Eve dönüş yolu sakindi. Sam, ona getirdiğimiz fil oyuncağını ellerinde sıkıca tutuyordu ve ara sıra küçük boru sesleri çıkarıyordu, bu da Mark’ı kıkırdatıyordu. Araba koltuğunda oturan ona sık sık bakıyordum, onun gerçek olduğuna inanmakta zorlanıyordum.
Evde, Sam’in az sayıdaki eşyalarını açmaya başladım. Küçük valizi, bir çocuğun tüm dünyasını içine sığdırmak için inanılmaz derecede hafif görünüyordu.
“Onu yıkayabilirim,” dedi Mark kapı eşiğinden. “Bu size odasını istediğiniz gibi düzenleme fırsatı verir.”
“Harika bir fikir!” Gözlerimi kapatıp, Mark’ın hemen yakınlaşmak istemesinin ne kadar harika olduğunu düşündüm. «Onun için aldığım banyo oyuncaklarını unutma.

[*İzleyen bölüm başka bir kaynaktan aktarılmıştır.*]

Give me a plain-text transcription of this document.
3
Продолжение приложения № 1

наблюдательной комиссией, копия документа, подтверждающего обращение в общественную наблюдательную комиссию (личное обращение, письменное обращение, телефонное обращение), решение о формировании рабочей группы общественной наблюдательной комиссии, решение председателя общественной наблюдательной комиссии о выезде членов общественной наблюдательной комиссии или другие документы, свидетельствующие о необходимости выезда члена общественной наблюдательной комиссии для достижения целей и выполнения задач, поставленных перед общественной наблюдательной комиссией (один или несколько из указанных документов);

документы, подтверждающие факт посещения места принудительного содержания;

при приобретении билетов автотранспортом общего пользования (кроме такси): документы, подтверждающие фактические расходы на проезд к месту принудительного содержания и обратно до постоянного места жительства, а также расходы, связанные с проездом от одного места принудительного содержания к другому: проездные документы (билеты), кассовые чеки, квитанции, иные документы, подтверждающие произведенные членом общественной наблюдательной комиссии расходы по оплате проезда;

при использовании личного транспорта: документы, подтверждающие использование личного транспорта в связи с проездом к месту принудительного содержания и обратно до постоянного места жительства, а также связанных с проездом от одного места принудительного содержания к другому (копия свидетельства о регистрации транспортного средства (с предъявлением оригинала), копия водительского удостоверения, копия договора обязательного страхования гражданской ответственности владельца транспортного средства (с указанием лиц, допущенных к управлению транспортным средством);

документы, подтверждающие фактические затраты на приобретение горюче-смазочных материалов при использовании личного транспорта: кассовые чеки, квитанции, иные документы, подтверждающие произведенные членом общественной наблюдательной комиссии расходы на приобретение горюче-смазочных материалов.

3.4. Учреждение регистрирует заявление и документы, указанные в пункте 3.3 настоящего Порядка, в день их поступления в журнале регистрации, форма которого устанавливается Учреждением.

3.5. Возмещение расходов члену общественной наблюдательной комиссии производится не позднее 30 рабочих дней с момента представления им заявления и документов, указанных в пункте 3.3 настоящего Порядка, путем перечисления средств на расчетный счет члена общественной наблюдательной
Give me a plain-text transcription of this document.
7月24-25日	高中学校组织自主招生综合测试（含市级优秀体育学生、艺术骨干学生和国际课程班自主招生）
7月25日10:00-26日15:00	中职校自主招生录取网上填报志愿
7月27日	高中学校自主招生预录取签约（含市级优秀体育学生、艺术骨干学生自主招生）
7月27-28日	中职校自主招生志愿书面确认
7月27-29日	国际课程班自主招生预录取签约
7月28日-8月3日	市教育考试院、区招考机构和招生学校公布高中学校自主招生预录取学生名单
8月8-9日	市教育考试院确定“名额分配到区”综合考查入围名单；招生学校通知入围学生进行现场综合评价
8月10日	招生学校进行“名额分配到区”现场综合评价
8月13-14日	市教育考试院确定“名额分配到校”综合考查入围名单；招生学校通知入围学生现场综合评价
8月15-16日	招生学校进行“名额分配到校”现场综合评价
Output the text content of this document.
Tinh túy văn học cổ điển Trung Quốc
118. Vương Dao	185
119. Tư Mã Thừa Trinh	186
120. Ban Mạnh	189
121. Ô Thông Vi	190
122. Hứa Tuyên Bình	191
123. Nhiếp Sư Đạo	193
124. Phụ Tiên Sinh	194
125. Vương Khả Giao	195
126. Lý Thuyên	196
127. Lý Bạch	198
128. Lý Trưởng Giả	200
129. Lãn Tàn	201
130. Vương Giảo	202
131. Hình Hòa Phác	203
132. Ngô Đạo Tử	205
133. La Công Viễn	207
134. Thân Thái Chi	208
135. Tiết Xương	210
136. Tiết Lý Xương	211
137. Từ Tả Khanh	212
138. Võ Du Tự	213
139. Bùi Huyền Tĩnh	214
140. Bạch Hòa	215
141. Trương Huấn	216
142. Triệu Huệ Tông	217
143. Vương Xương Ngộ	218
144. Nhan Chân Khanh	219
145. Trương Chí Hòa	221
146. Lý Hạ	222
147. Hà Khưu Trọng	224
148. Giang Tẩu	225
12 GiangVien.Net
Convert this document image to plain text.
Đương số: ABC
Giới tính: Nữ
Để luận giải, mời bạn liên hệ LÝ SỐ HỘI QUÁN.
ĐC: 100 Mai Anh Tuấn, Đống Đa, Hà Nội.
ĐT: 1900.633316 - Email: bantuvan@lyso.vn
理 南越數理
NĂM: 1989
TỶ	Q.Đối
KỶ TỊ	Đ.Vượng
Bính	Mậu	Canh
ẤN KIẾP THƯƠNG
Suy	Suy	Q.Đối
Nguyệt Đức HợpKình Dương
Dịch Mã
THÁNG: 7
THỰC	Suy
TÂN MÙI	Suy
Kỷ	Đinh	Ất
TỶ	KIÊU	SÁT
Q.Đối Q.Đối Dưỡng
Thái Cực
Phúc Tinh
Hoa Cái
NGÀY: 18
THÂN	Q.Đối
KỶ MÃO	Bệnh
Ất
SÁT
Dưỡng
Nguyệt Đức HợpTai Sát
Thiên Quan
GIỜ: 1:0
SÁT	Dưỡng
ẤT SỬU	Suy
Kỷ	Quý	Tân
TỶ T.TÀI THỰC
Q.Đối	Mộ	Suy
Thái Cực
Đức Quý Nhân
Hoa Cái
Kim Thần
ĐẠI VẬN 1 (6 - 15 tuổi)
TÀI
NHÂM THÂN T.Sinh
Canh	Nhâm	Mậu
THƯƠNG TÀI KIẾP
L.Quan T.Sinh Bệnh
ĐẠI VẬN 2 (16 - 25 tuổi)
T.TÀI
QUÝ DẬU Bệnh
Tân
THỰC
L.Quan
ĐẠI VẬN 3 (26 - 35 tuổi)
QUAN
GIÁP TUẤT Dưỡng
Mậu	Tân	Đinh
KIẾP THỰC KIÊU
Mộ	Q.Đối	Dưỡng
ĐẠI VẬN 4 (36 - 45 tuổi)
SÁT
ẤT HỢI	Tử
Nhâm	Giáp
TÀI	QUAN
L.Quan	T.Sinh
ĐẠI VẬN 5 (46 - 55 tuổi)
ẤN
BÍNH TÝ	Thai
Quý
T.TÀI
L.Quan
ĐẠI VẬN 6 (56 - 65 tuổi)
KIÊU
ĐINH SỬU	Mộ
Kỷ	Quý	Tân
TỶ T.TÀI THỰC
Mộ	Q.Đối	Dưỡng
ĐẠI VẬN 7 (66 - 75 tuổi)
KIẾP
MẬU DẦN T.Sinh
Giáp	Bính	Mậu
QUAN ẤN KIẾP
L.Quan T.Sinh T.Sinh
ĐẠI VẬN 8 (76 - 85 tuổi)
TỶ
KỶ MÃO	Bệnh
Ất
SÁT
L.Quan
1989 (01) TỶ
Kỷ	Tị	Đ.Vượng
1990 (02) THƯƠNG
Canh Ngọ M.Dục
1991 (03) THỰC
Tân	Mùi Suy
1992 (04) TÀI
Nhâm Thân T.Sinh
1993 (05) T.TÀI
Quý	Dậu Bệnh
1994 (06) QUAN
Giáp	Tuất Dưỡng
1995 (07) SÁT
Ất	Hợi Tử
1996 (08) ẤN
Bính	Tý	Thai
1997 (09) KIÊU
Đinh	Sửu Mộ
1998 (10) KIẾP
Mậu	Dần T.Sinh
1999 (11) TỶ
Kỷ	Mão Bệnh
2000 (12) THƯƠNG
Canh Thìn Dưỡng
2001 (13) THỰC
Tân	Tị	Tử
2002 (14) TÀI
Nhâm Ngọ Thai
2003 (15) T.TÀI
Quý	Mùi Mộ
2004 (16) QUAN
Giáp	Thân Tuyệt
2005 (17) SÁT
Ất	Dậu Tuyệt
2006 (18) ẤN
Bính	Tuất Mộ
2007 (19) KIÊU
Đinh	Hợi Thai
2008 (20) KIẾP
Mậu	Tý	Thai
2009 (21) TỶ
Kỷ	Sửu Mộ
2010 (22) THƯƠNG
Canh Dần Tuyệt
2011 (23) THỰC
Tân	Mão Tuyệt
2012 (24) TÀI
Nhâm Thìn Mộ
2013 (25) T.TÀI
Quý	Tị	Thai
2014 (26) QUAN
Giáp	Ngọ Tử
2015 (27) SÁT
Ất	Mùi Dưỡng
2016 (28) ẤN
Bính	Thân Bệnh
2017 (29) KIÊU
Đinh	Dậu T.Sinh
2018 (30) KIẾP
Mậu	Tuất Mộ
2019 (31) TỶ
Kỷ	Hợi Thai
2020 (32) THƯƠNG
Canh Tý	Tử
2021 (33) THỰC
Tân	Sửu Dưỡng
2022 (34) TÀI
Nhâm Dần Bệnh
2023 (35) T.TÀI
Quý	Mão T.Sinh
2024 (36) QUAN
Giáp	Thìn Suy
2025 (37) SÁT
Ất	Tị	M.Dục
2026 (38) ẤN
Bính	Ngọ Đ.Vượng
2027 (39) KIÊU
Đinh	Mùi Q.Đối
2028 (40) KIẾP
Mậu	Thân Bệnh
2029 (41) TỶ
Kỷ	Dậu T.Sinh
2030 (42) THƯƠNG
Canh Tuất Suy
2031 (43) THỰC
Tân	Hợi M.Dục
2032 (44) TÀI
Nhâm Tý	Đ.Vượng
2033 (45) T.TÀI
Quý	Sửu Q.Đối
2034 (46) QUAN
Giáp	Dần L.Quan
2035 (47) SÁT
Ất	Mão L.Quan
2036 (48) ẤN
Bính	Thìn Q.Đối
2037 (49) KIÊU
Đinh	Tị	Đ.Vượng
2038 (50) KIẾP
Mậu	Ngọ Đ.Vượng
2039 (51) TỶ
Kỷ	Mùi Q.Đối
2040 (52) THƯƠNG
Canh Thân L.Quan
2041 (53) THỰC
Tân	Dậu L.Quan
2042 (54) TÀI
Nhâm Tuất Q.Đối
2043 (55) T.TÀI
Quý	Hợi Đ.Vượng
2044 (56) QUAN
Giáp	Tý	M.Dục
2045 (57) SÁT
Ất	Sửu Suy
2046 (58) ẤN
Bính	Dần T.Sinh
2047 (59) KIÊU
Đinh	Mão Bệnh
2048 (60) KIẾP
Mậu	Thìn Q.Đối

Koridorda kayboldular ve ben Sam’in kıyafetlerini yeni şifonyerine yerleştirirken homurdandım. Her bir minik çorap ve tişört bu hissi daha gerçek hale getiriyordu. Huzur tam olarak kırk yedi saniye sürdü.
“ONU GERİ GETİRMELİYİZ!”
Mark’ın çığlığı bana fiziksel bir darbe gibi çarptı.
Ben salona koştuğumda o banyodan fırladı. Mark’ın yüzü hayalet gibi beyazdı.
“Onu geri getirmek ne demek?” Kapı çerçevesine tutunarak sesimi sabit tutmaya çalıştım. “Onu daha yeni evlat edindik! O mağazadan alınmış bir kazak değil!”
Mark koridorda yürüyerek saçlarını elleriyle düzeltirken, nefesi düzensizdi. “Az önce anladım… Bunu yapamam. Ona kendi çocuğum gibi davranamam. Bu bir hataydı.”
“Neden böyle söylüyorsun?” Sesim ince buz gibi çatırdadı.
“Birkaç saat önce çok heyecanlıydın! Arabada onunla fil sesleri çıkarıyordun!”
“Bilmiyorum, birden aklıma geldi. Ona yakınlaşamıyorum.” Gözlerime bakmıyordu, omzumun arkasındaki bir noktaya bakıyordu. Elleri titriyordu.
“Sen kalpsizsin!” diye bağırdım, onu iterek banyoya girdim.
Sam banyoda oturuyordu, küçük ve şaşkın, üzerinde sadece çorapları ve botları vardı. Filini göğsüne sıkıca bastırıyordu.